Qualquer pessoa com o
mínimo de bom senso sabe que perder esse elemento mágico é o primeiro passo em
direção àquela decadência que se iniciou com o Renascimento e culminará com o
vazio deixado pela herança de Andy Wahrol e seus seguidores. O pluralismo radical que toda arte
possui faz com que o homem encontre-se com as suas necessidades espirituais,
principalmente as da Beleza e as do Mistério – como foi desde o princípio –,
mas quando o homem, desesperado pelo ateísmo, se vê num mundo de desespero e
vazio, a arte não pode mais alcançá-lo e, com o tempo, também se destruirá,
pois o universo criado pela arte é proporcional às nossas capacidades, por
nascer de dentro delas. Num mundo onde a Beleza perdeu seu verdadeiro sentido,
e nada se mostra para além da decadência, o que acham que a arte pode, de
verdade, nos mostrar, além de uma lata de sopa ou de um rosto de mulher feito
de lixo?! Quando algo
verdadeiramente artístico não floresce, só nos resta a rejeição daquilo que um
dia se quis belo – Viva a Sto. Agostinho e toda a sua clareza... E, se ainda me
for permitido usar as palavras de outro, faço minhas as observações que meu
amigo Elpídio Fonseca fez-me certa vez em ocasião da elaboração deste texto: “Algures
Voegelin diz que a existência de Deus não é uma questão metafísica, mas é pré-metafísica,
bastando, para reconhecê-la olhar para o mundo exterior e olhar para o passado
e fazer as seguintes perguntas: este mundo aí fora, não fui eu que o criei,
pois ele já existia antes de eu existir e continuará a existir mesmo depois de
minha morte. Quem criou o mundo exterior? É um Mistério. Quanto a mim mesmo,
tampouco fui eu que me criei, quem me criou foram meus pais, mas e quem criou
meus pais? Meus avós. E meus avós? Meus bisavós? E meus bisavós?
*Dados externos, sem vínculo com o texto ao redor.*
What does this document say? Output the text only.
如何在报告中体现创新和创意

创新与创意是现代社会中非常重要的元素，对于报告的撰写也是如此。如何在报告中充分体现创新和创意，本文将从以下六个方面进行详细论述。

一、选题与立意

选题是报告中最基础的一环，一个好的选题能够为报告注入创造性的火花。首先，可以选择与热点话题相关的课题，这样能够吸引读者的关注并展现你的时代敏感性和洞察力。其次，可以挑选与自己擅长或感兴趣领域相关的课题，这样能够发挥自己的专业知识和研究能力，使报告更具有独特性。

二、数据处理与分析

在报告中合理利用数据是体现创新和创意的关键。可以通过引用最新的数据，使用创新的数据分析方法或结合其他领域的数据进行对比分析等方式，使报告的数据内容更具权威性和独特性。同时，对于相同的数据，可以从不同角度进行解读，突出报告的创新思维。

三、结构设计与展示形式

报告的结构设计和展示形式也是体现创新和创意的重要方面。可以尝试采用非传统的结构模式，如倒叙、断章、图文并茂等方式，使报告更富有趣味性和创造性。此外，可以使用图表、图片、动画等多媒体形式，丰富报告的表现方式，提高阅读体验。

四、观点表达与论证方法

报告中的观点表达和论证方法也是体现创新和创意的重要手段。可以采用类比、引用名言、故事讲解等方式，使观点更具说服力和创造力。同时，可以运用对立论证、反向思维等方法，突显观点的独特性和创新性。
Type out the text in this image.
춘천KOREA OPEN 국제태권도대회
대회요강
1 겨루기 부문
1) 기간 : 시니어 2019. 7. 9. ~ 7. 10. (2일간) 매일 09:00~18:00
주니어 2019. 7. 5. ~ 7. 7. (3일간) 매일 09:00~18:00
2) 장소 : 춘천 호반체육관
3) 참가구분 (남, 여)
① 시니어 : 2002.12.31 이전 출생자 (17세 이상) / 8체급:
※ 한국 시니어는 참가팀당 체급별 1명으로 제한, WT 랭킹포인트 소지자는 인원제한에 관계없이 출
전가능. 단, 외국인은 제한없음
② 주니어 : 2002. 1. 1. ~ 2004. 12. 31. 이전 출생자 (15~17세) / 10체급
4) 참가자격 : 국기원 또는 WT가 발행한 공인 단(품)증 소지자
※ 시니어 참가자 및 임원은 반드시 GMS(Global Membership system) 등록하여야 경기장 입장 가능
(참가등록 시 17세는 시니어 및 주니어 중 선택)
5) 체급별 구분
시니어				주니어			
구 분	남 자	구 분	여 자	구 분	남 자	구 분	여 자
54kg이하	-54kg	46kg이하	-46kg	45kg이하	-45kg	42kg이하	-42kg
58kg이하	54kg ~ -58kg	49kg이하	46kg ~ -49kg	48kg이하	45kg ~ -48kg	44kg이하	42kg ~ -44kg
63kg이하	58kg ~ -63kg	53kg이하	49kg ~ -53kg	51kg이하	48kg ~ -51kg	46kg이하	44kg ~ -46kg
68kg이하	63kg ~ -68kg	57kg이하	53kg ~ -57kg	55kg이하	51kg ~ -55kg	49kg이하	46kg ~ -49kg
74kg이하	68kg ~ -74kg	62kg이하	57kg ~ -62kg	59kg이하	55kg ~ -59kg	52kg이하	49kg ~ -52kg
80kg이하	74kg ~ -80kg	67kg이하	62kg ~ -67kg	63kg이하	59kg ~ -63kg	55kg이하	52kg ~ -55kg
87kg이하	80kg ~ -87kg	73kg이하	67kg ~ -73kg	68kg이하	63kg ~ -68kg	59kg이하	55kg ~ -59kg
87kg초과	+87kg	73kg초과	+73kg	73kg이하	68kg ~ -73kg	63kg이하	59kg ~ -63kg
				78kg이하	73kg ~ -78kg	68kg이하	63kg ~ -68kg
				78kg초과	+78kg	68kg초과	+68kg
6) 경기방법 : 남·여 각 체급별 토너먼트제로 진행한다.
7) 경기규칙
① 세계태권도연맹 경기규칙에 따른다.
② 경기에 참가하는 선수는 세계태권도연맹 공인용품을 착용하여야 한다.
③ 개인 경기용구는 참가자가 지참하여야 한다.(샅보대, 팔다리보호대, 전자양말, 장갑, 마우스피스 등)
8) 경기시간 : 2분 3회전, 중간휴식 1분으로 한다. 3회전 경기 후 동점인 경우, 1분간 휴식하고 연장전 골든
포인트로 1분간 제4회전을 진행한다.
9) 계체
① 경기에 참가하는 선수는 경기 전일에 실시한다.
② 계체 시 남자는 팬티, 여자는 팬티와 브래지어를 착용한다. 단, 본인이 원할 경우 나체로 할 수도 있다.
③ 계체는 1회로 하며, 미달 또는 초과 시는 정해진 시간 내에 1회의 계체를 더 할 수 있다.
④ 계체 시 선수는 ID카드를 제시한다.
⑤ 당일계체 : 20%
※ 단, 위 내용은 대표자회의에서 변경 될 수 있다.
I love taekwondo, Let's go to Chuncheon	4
Meus trisavós,
mas e quem criou o primeiro homem? Um Mistério. Esse, segundo Voegelin, é o
mistério da existência, e chamemos a isso, Mistério, ou Deus, dá no mesmo. Não
sabemos O que seja isso. Esse mistério
é Deus”.
Diferentemente do que
pensavam os iluministas do século XVIII, e os inúmeros herdeiros de suas ideias
sem paz e sem raízes – todos empenhados em satirizar a religião e fazendo com
que muitos pensassem que crer em Deus não pertença às discussões racionais –,
ao mesmo tempo em que eles se entregavam a um mundo de aparências e sem
alicerces, nada nos abre mais possibilidades do que a crença, nada nos dá mais
resoluções do que a fé; sem Deus só existe acaso, todavia, não se pode contar
com o acaso, pois o acaso não se explica, nem se faz crer. Sem Deus a vida é
presa, aleijada, burra e sem estética. Desraigados da existência e da realidade
em suas camadas mais profundas, os ateus são como aqueles “meninos sem pernas e
braços” de que fala o protagonista de Grande Sertão: Veredas.
Empenhados na formulação de um mundo onde a Eternidade não existe, o ateísmo –
e os pensadores aos seus serviços –, na vida ou na arte, nada consegue além de
criar anomalias, como aqueles meninos mutilados que se "acreditam" felizes.
Candeias/Feira de Santana, inverno de 2012.